All Afghan women may soon be banned from university degrees under Taliban rule. The Taliban’s ban on education for girls in high school will soon become a de facto ban on all university degrees for women as well, a Taliban spokesperson said.
Girls will not have the qualifications or documents needed to enroll in higher education because they have been banned from school for nearly a year.
“Automatically if we do not have high school graduates, we won’t have new female university students anymore,” said Maulawi Ahmed Taqi, a spokesperson for the Taliban’s ministry of higher education.
Taqi said that he hoped the ministry of education would soon come up with a new policy and reopen schools for girls.
“We have realized that it is important, and the ban on girls’ education in temporary,” he said.
Whether the ban is, in fact, temporary remains to be seen, as there has been no movement to actually stop the ban on women and girls’ education.

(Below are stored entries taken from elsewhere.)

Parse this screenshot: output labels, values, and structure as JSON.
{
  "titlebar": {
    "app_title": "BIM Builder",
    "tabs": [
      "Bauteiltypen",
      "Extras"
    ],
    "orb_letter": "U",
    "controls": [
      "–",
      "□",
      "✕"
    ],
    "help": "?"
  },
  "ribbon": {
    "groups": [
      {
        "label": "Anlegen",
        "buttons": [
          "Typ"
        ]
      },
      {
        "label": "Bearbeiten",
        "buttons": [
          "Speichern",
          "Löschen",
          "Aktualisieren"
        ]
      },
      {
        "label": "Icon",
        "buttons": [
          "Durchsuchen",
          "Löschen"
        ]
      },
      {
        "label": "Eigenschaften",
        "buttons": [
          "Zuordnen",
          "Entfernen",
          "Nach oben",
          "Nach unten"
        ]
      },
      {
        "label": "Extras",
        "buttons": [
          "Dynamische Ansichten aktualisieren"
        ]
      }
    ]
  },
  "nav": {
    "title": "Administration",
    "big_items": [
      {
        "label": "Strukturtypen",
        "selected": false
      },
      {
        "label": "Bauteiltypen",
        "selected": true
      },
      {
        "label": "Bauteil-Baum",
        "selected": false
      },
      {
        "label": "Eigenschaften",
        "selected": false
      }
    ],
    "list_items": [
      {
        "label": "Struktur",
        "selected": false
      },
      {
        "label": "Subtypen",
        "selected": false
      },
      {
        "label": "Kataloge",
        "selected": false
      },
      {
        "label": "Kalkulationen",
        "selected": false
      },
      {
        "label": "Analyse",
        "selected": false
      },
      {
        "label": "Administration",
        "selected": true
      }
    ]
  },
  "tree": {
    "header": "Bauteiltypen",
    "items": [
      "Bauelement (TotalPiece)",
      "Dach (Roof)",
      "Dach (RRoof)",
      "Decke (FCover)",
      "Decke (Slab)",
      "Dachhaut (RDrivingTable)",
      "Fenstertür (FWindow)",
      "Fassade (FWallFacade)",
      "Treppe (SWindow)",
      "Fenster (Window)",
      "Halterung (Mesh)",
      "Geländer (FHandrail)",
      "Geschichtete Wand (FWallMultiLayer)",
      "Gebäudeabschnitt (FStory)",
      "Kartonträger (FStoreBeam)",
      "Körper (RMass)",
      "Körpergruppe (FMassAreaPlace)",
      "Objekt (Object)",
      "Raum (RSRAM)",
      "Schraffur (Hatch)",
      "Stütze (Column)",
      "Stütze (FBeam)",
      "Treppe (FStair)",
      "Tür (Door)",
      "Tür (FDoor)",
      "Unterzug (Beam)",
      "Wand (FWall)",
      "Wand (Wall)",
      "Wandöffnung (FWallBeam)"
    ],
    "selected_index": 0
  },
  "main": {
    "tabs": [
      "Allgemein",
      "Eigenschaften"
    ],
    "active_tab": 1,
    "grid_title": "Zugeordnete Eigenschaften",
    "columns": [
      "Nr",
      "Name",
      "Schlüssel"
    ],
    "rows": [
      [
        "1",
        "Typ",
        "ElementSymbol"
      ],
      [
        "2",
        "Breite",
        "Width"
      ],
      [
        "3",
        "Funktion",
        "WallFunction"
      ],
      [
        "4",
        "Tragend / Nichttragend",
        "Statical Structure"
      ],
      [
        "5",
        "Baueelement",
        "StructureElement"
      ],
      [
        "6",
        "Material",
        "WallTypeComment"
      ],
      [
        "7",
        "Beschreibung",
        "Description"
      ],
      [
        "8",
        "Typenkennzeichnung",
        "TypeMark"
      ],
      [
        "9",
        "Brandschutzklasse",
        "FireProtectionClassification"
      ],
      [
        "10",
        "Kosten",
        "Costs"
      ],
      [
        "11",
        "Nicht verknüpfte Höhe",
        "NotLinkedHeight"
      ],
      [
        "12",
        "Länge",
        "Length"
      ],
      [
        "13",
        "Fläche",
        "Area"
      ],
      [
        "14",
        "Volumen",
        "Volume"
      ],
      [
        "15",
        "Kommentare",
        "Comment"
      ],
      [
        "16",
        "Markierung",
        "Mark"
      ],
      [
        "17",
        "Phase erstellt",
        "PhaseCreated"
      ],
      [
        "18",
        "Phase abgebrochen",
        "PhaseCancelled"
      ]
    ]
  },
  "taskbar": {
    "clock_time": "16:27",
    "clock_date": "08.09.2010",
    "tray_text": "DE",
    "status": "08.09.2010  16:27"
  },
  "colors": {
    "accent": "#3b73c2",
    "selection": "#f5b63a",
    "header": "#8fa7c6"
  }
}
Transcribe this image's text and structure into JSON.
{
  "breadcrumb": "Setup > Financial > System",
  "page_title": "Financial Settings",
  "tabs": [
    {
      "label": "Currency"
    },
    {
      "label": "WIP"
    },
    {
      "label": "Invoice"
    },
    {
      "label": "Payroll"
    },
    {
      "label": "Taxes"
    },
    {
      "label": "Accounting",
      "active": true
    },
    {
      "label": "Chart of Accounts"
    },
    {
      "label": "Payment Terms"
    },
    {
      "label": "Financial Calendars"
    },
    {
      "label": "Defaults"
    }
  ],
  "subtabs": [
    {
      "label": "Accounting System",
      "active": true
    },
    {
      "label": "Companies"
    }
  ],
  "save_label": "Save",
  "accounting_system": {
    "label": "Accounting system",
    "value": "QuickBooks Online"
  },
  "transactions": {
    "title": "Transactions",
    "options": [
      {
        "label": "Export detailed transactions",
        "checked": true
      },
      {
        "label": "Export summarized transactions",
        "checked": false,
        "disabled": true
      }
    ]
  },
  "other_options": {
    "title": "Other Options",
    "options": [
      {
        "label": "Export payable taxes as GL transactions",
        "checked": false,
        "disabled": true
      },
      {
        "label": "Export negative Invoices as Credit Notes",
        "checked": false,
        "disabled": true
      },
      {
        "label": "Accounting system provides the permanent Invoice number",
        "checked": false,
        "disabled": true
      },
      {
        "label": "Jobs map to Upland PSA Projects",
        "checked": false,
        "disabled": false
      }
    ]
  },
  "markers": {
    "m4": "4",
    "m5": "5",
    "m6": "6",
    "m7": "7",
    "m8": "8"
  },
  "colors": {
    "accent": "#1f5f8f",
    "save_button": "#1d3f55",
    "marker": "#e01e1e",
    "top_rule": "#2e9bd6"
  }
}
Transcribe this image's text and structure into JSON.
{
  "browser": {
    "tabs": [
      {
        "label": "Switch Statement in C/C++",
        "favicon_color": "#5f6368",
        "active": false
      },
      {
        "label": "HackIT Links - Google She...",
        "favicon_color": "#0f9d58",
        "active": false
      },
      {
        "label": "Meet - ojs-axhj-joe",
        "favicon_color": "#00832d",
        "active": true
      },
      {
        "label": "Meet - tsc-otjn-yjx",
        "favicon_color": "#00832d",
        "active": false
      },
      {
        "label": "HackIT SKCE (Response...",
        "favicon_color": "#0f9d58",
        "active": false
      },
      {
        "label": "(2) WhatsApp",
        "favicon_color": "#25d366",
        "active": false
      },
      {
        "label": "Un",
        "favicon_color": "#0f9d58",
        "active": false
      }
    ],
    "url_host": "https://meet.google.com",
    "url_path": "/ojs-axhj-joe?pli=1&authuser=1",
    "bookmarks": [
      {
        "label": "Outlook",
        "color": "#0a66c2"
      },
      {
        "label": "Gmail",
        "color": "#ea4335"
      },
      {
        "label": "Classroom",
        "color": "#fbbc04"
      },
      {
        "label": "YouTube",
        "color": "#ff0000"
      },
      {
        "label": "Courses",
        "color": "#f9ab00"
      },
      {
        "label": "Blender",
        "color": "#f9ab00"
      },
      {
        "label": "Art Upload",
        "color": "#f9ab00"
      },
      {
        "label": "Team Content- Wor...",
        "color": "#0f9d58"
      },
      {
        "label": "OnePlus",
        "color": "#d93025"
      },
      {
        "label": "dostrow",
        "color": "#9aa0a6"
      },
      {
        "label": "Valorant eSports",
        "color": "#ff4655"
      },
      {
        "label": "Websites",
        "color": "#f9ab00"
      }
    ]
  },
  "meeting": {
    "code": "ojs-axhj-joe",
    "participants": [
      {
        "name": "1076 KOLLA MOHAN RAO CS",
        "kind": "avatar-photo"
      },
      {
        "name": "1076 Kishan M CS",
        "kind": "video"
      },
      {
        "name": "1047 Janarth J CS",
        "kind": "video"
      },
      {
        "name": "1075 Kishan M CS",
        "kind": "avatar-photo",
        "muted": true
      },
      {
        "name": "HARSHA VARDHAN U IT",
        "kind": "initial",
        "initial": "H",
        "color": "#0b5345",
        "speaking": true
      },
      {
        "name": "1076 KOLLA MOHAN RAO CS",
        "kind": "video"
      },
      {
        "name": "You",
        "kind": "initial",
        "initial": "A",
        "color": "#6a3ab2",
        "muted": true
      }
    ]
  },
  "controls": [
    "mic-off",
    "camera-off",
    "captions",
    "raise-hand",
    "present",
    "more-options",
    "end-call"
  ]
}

Even if practical barriers for women to enroll in higher education are removed, there may soon be limits to which degrees women can study. The proposed degrees for women are only healthcare or education.
In Afghanistan, students need to take a national university entrance exam called the kankor. It is required to enroll in all schools, public or private.
Last year, the Taliban automatically “graduated” female senior students in high school, making them eligible for the exam. But the Taliban has never scheduled another kankor since taking over the country, so there has never been one to register for.
Women are already at a massive disadvantage competing against men in education. Men have been allowed to finish school, and women have not.
The Afghan school year will end in the final weeks of 2022, and another class of boys will take their final 12th grade exams.
It is not clear whether the Taliban will once again issue pretty much meaningless “high school graduation certificates” to girls who should be finishing with their male classmates. Afghan law bars them from taking the entrance exam without one. Even if girls are allowed to take part, university officials who handle admissions say they are worried about how far girls will be falling behind, after nearly a year barred from education.